Montana Insurance Commissioner Monica Lindeen released pricing details for different plans available from three different companies. The insurance is available in October. Starting next year, those without some sort of health insurance will have to buy it.
The rates show that a 30-year-old could buy plans varying in cost from about $200 a month to $300 a month.
Rates vary with various copays and deductibles available from Blue Cross Blue Shield of Montana, PacificSource and the Montana Health CO-OP.
For instance, a cheaper "bronze" plan from BCBS has copays of 30 percent and a deductible of $3,750. That plan's cost ranges from $117 a month for children to $330 for those over 50 and, on the high end, $554 for those over 64.

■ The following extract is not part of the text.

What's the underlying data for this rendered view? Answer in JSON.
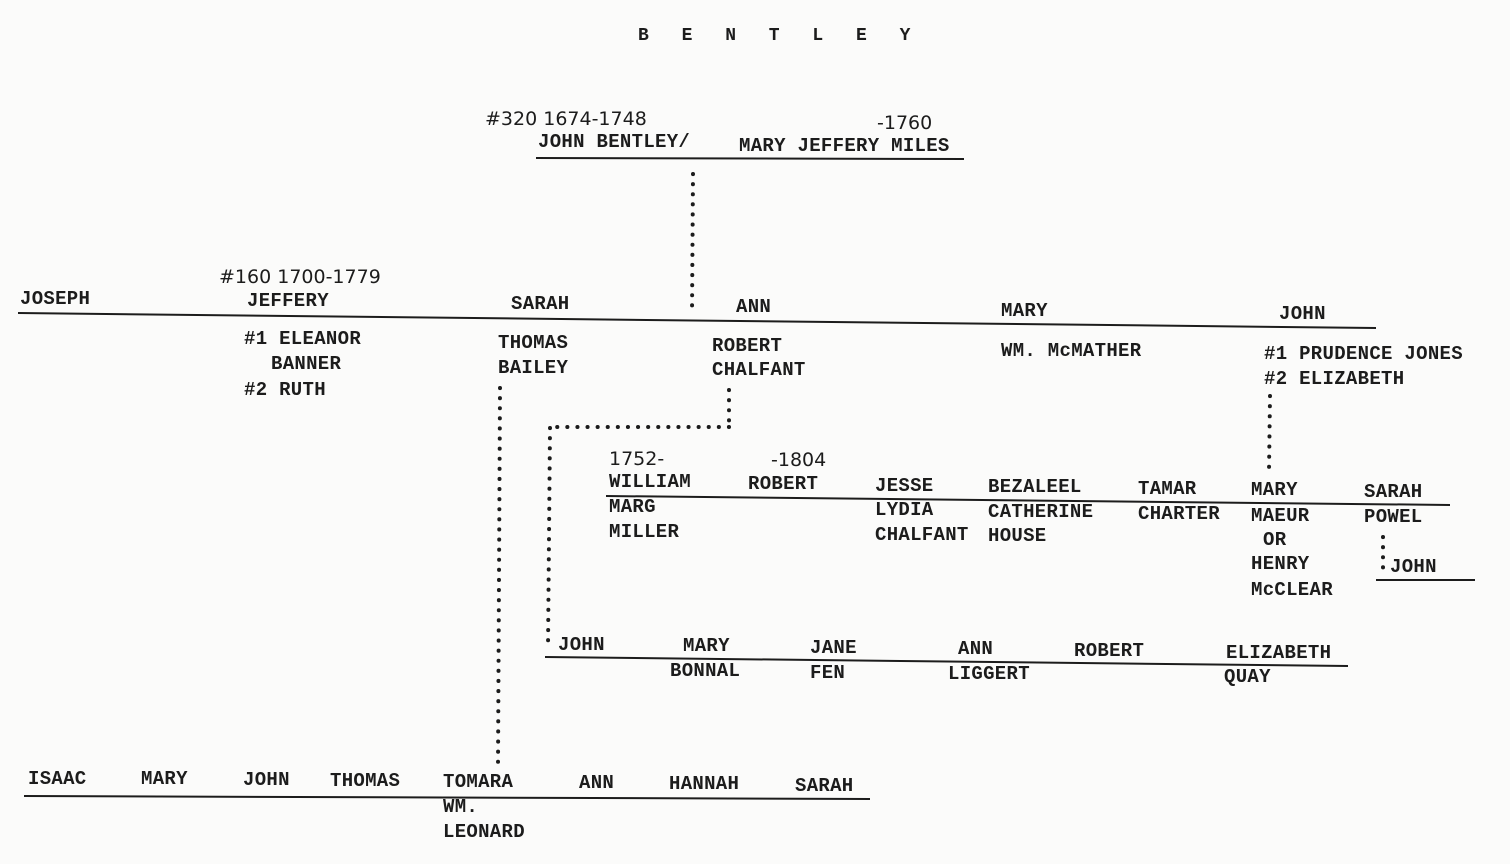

And one more expensive "gold" plan has copays of 20 percent and a deductible of $500. It costs from $168 per month for children, on the low end, and up to $793 a month for those over 64 — although most people that age would simply enroll in much cheaper Medicare.
Rates released Monday do not include the up-front federal tax credits available for most people that earn less than 400 percent of the federal poverty level, or about $94,000 for a family of four. Those credits cap the percentage of income a person could pay for insurance.
The state says, for instance, a single person earning 200 percent of the poverty level — about $23,000 — would only pay a maximum of 6.3 percent of their income for a mid-tier "silver" plan. That would equate to about $120 a month. The remainder of the cost — the difference between the cost and the 6.3 percent— could be covered by the tax credits, which could be mailed directly to the insurance company.
That cap applies to the whole family, the insurance commissioner's office said. That means that for the average Montana family of three earning $44,000 a year, the maximum monthly out-of-pocket insurance payment for the entire family would be $277 total after tax credits were applied, the state said.
"I'm pleasantly surprised by these prices and pleased that Montanans who have survived cancer and other serious illnesses will no longer be denied health insurance or priced out of the market," Lindeen said in a statement. "Not everything about Obamacare is perfect, but these market reforms were a long time coming."
Her office said the private insurance must cover 10 essential areas, including mother-newborn care, doctor's office visits, emergency care and others.
The state points out that tax credits are not available to those earning less than 100 percent of the poverty level.
The federal health care law anticipated that states would take advantage of federal money to expand Medicaid to cover that population. The Montana Legislature earlier this year rejected the expanded coverage.